Regia di Paolo Virzì vedi scheda film
Una matrioska. Ma anche un mosaico. Oppure come il cubo di Rubik. La costruzione narrativa del nuovo film di Paolo Virzì è così perfetta. E’ chiaro, quindi, il motivo per cui Il capitale umano è uno dei migliori film di un regista sempre attento al racconto dell’Italietta. A tal proposito, Tutti i santi giorni (2012), oggi, si fa premessa per le stesse storie, quotidiane, anch’esse italianissime, fra quelle di chi lotta contro una quotidianità greve, per l’ascesa/discesa sociale, ma anche di chi deve fare i conti con il sogno di una vita diversa e pur tuttavia sempre più sterile, nonostante la ricchezza. E allora, resta solo la scelta, quella più convincente, di chi avverte il desiderio di un amore vero, quello della ragazza oppressa dalle ambizioni del padre, rispetto a tutte le vite che Virzì prende in prestito dall’omonimo romanzo dello statunitense Stephen Amidon. A infarcire di genere il film c’è anche un misterioso incidente, in una notte gelida, accaduto durante la vigilia delle feste di Natale.
Un film corale, dall’umorismo nero, in cui miseria e nobiltà vanno a braccetto con la provincialità. Quella tipica e reale della Brianza. A fare da collante, ai vari tasselli del mosaico, il tempo, che inesorabilmente srotola tutte le vite davanti ad ognuno, rendendo consapevole ciascuno dei propri costanti ritardi con la vita e di come la prima cosa bella, a prescindere dalle ambizioni o dalle miserie, sia quella della dimestichezza con le proprie responsabilità: quelle di un padre nei confronti dei figli, ma anche quella dei figli nei confronti di padri e madri, sottomessi alla loro stessa adolescenziale apatia, pur di sentirsi appagati da un apparente benessere.

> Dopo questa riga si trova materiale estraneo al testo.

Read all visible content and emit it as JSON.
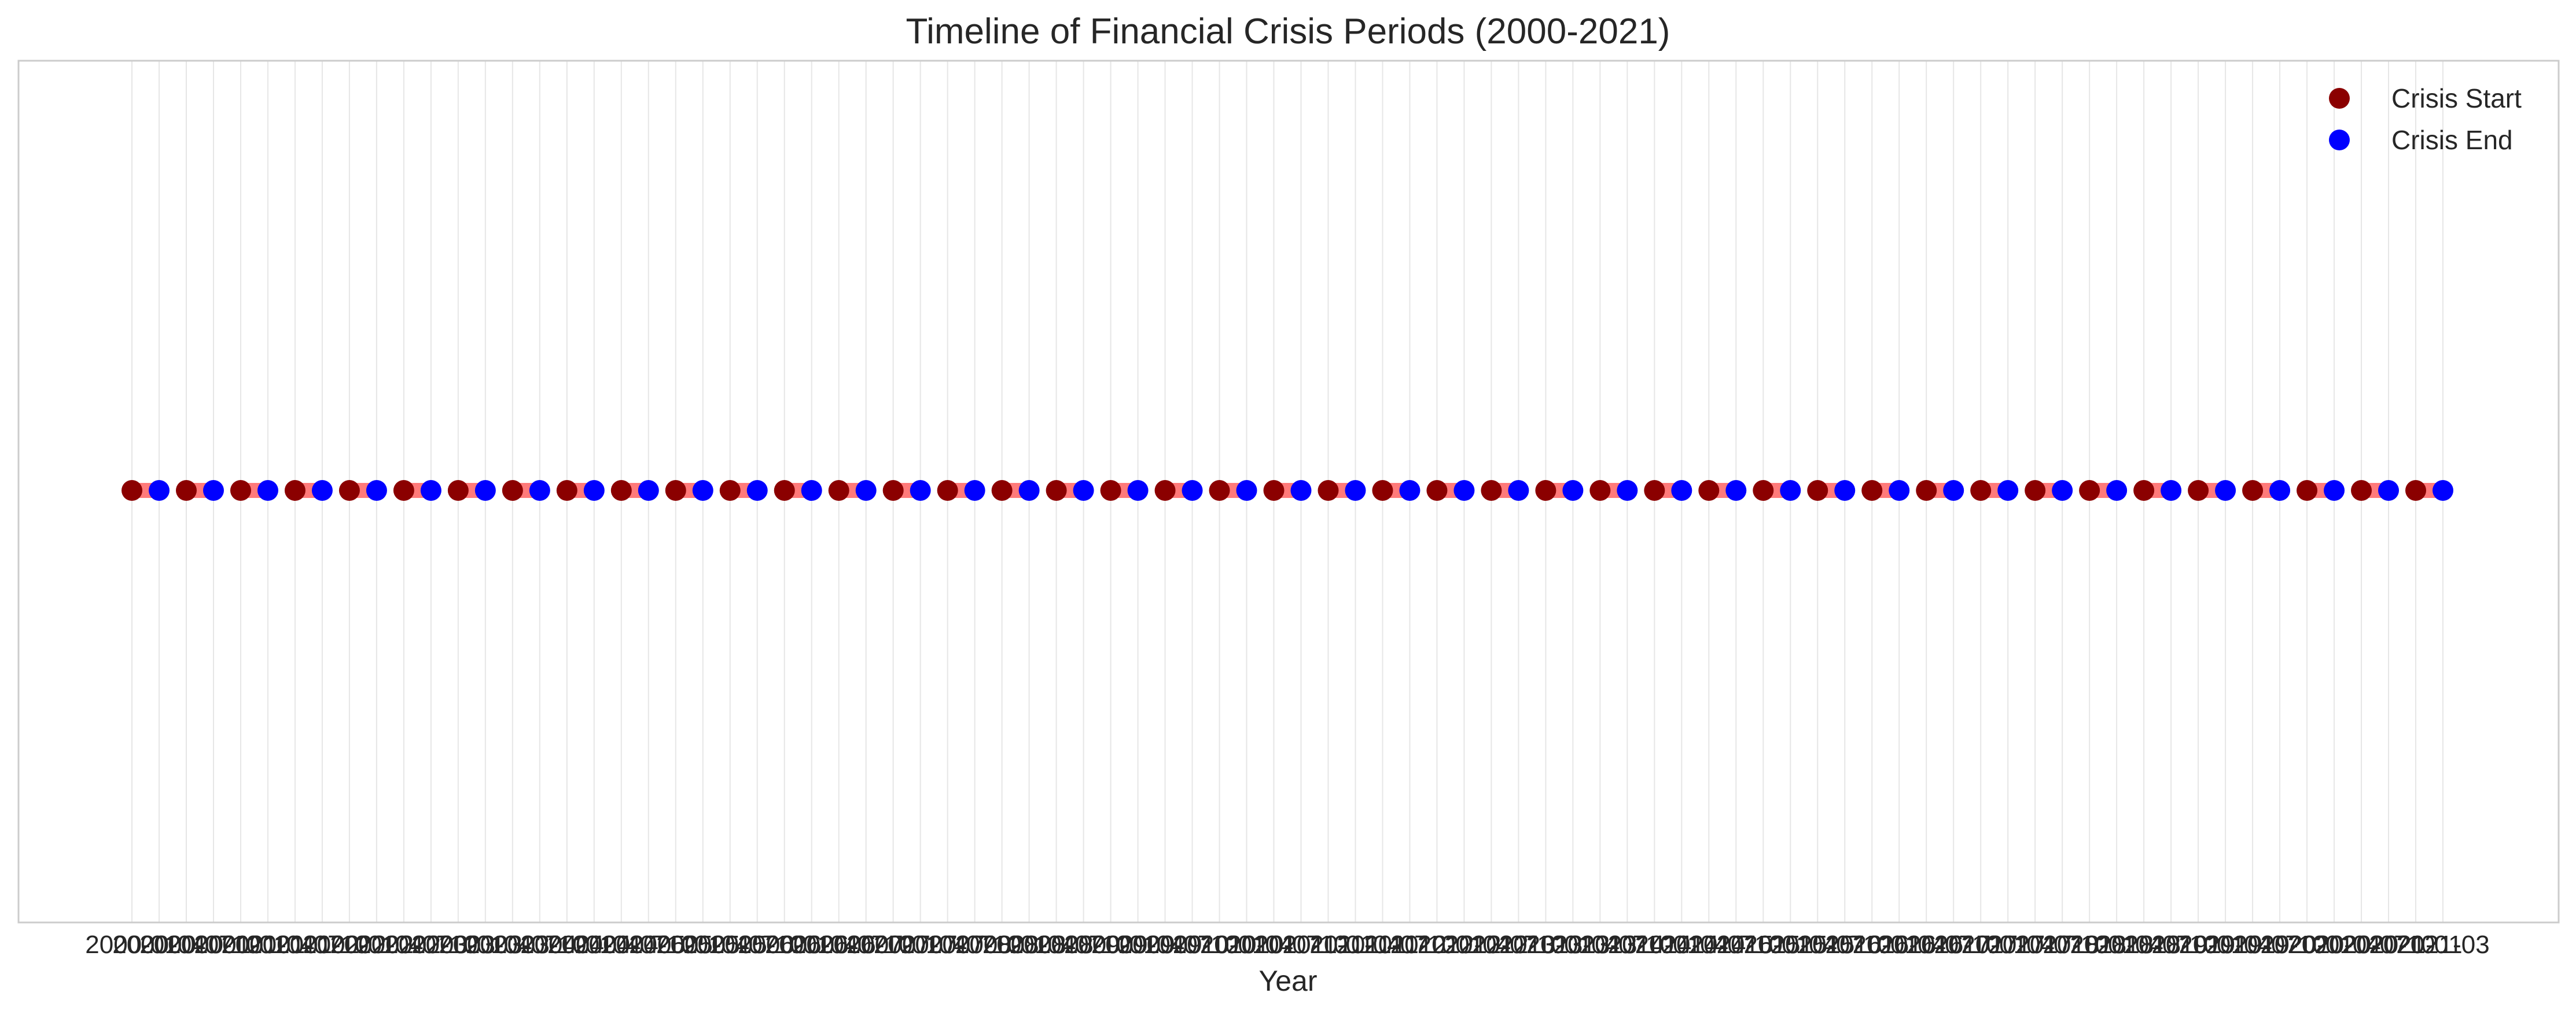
{
  "chart_data": {
    "type": "scatter",
    "title": "Timeline of Financial Crisis Periods (2000-2021)",
    "xlabel": "Year",
    "ylabel": "",
    "grid": true,
    "legend_position": "top-right",
    "series": [
      {
        "name": "Crisis Start",
        "color": "#8b0000"
      },
      {
        "name": "Crisis End",
        "color": "#0000ff"
      }
    ],
    "connector_color": "#ff6b6b",
    "x_tick_labels": [
      "2000-01",
      "2000-04",
      "2000-07",
      "2000-10",
      "2001-01",
      "2001-04",
      "2001-07",
      "2001-10",
      "2002-01",
      "2002-04",
      "2002-07",
      "2002-10",
      "2003-01",
      "2003-04",
      "2003-07",
      "2003-10",
      "2004-01",
      "2004-04",
      "2004-07",
      "2004-10",
      "2005-01",
      "2005-04",
      "2005-07",
      "2005-10",
      "2006-01",
      "2006-04",
      "2006-07",
      "2006-10",
      "2007-01",
      "2007-04",
      "2007-07",
      "2007-10",
      "2008-01",
      "2008-04",
      "2008-07",
      "2008-10",
      "2009-01",
      "2009-04",
      "2009-07",
      "2009-10",
      "2010-01",
      "2010-04",
      "2010-07",
      "2010-10",
      "2011-01",
      "2011-04",
      "2011-07",
      "2011-10",
      "2012-01",
      "2012-04",
      "2012-07",
      "2012-10",
      "2013-01",
      "2013-04",
      "2013-07",
      "2013-10",
      "2014-01",
      "2014-04",
      "2014-07",
      "2014-10",
      "2015-01",
      "2015-04",
      "2015-07",
      "2015-10",
      "2016-01",
      "2016-04",
      "2016-07",
      "2016-10",
      "2017-01",
      "2017-04",
      "2017-07",
      "2017-10",
      "2018-01",
      "2018-04",
      "2018-07",
      "2018-10",
      "2019-01",
      "2019-04",
      "2019-07",
      "2019-10",
      "2020-01",
      "2020-04",
      "2020-07",
      "2020-10",
      "2021-01",
      "2021-03"
    ],
    "periods": [
      {
        "start": "2000-01",
        "end": "2000-04"
      },
      {
        "start": "2000-07",
        "end": "2000-10"
      },
      {
        "start": "2001-01",
        "end": "2001-04"
      },
      {
        "start": "2001-07",
        "end": "2001-10"
      },
      {
        "start": "2002-01",
        "end": "2002-04"
      },
      {
        "start": "2002-07",
        "end": "2002-10"
      },
      {
        "start": "2003-01",
        "end": "2003-04"
      },
      {
        "start": "2003-07",
        "end": "2003-10"
      },
      {
        "start": "2004-01",
        "end": "2004-04"
      },
      {
        "start": "2004-07",
        "end": "2004-10"
      },
      {
        "start": "2005-01",
        "end": "2005-04"
      },
      {
        "start": "2005-07",
        "end": "2005-10"
      },
      {
        "start": "2006-01",
        "end": "2006-04"
      },
      {
        "start": "2006-07",
        "end": "2006-10"
      },
      {
        "start": "2007-01",
        "end": "2007-04"
      },
      {
        "start": "2007-07",
        "end": "2007-10"
      },
      {
        "start": "2008-01",
        "end": "2008-04"
      },
      {
        "start": "2008-07",
        "end": "2008-10"
      },
      {
        "start": "2009-01",
        "end": "2009-04"
      },
      {
        "start": "2009-07",
        "end": "2009-10"
      },
      {
        "start": "2010-01",
        "end": "2010-04"
      },
      {
        "start": "2010-07",
        "end": "2010-10"
      },
      {
        "start": "2011-01",
        "end": "2011-04"
      },
      {
        "start": "2011-07",
        "end": "2011-10"
      },
      {
        "start": "2012-01",
        "end": "2012-04"
      },
      {
        "start": "2012-07",
        "end": "2012-10"
      },
      {
        "start": "2013-01",
        "end": "2013-04"
      },
      {
        "start": "2013-07",
        "end": "2013-10"
      },
      {
        "start": "2014-01",
        "end": "2014-04"
      },
      {
        "start": "2014-07",
        "end": "2014-10"
      },
      {
        "start": "2015-01",
        "end": "2015-04"
      },
      {
        "start": "2015-07",
        "end": "2015-10"
      },
      {
        "start": "2016-01",
        "end": "2016-04"
      },
      {
        "start": "2016-07",
        "end": "2016-10"
      },
      {
        "start": "2017-01",
        "end": "2017-04"
      },
      {
        "start": "2017-07",
        "end": "2017-10"
      },
      {
        "start": "2018-01",
        "end": "2018-04"
      },
      {
        "start": "2018-07",
        "end": "2018-10"
      },
      {
        "start": "2019-01",
        "end": "2019-04"
      },
      {
        "start": "2019-07",
        "end": "2019-10"
      },
      {
        "start": "2020-01",
        "end": "2020-04"
      },
      {
        "start": "2020-07",
        "end": "2020-10"
      },
      {
        "start": "2021-01",
        "end": "2021-03"
      }
    ]
  }
}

Perché “la gente è stanca perché non vuol vedere le cose che danno il mal di testa”. Così tutti i santi giorni.
Tutti i personaggi di Il capitale umano vivono il proprio dramma personale, liquidando sugli altri le conseguenze delle proprie scelte scellerate. A pagare non sono mai i diretti responsabili ma solo gli ultimi, quelli che nella scala sociale sono i miserabili, i poveri di spirito, più che di altro. Sono loro il capitale umano reale. Mentre quegli altri, sono additati come quelli che “hanno scommesso sulla rovina di questo paese”. E il guaio peggiore è che hanno vinto. In ogni luogo e in diversi ambiti di “questo paese”. Per cui, il quadro generale che ne esce fuori é triste. Ma assolutamente vero.

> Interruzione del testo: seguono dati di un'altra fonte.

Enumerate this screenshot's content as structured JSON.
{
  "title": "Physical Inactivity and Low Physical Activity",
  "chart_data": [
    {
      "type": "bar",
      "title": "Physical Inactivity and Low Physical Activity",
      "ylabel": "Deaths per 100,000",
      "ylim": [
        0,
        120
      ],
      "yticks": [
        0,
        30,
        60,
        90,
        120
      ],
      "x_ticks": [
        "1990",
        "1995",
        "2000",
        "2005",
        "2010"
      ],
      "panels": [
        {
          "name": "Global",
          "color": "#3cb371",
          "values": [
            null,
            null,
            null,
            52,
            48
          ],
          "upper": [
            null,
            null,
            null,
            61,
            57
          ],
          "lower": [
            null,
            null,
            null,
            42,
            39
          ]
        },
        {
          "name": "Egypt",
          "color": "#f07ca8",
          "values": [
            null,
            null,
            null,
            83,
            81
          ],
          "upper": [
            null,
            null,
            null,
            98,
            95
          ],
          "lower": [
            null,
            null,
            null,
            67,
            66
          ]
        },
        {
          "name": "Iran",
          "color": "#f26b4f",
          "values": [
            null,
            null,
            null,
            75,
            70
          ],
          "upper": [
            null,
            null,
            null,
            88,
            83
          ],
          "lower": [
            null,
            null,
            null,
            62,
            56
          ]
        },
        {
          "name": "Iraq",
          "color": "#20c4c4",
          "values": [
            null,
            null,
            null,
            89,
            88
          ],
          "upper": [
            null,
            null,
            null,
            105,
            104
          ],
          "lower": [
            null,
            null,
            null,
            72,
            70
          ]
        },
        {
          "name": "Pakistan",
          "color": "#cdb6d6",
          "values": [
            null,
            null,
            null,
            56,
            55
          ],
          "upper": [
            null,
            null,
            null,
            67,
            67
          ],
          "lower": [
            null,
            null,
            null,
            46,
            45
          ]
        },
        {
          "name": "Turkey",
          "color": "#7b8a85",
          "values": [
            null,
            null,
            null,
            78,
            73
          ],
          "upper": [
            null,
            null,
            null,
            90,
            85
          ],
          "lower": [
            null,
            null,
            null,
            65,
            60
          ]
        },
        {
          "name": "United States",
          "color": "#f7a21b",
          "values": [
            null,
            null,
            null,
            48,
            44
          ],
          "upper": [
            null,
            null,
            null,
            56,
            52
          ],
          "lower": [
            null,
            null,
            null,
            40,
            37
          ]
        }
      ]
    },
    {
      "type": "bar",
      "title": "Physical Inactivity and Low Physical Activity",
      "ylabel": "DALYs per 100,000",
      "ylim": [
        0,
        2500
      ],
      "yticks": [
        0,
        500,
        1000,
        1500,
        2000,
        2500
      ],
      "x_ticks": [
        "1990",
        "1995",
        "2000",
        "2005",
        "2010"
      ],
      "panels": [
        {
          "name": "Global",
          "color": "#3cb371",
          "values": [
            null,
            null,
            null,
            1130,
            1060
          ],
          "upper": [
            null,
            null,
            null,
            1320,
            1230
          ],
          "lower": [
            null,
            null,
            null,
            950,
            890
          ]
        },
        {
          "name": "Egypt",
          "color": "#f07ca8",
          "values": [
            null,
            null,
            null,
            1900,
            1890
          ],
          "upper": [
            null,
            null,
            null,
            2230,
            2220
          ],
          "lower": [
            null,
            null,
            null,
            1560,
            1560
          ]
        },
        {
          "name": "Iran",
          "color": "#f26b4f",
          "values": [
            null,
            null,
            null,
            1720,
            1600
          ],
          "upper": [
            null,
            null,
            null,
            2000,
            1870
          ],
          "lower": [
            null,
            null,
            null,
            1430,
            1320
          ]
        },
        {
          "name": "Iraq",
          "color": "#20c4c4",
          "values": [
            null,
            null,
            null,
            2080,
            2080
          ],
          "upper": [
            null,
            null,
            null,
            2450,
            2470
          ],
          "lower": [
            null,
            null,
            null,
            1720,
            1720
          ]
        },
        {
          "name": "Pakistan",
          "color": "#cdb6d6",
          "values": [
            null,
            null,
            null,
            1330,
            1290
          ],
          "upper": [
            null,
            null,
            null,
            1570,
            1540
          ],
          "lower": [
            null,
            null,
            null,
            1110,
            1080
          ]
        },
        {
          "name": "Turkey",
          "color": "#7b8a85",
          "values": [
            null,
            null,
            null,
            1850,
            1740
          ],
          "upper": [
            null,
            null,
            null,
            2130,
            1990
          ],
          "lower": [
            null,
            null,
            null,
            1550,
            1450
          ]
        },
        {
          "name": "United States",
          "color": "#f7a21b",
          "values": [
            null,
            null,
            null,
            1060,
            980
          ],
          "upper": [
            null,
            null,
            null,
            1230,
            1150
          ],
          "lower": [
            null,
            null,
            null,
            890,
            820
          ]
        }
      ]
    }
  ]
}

Si tratta di un paese in cui la sopravvivenza è concessa dalle case e dalle bare (“quelle non possono mai mancare”) a differenza di quello che realmente rende monca l’Italia, privata anche dei luoghi destinati all’arte, e piuttosto deputati ad ospitare supermercati o appartamenti. E’ con questi che si mangia. Ne va di conseguenza che non esiste più, allora, alcuna differenza fra i dilettanti, i gretti e gli attori, da distinguersi fra quelli che ogni giorno cercano di indossarla davvero quella maschera che li rende quell’uno, ma poi nessuno, e agli occhi di tanti, centomila personalità: dal padre che da titolare di un’agenzia immobiliare é pronto a giocarsi anche quello che non ha, pur di entrare nella grande famiglia dei magnati, al vero magnate, perfetto prodotto dell’italiano nutritosi del latte paterno di un falso statista, che in quanto tale ha costruito un impero economico alle spalle di chi ha perso anche la propria dignità. Fra questi uomini anche le donne, alle prese con i loro sogni, fra maternità tardive e sogni che rimangono nel cassetto, come può diventarlo quello per il teatro. Tutti dalla vista obnubilata dall’avidità. Quel che rimane, sono i figli. Il risultato di questi uomini e donne, il prodotto di una tragedia che continuamente vediamo consumarsi sotto i nostri occhi.
Per tutto ciò il film di Virzì convince. Ma non chiamiamolo capolavoro, aggettivazione che resta confinata solo alla struttura narrativa del film. Poiché la storia, le storie, che rendono il viaggio, politico, sociale e culturale nell’Italia presente, non hanno nulla di originale, se non le location, il Conneticut del romanzo originale che diventa la Brianza, anche per merito di due grandi sceneggiatori come Francesco Piccolo e Francesco Bruni.
Il cast è eccellente e composto, sebbene qualcuno troppo sopra le righe (Fabrizio Bentivoglio) sia abbastanza compensato dal minimalismo (Fabrizio Gifuni), dalla sovrabbondanza (Valeria Golino) e dalla sottrazione (Valeria Bruni Tedeschi), che rendono tutti tipi, non più della commedia ‘alla virzì’, ma di una tragedia all’italiana.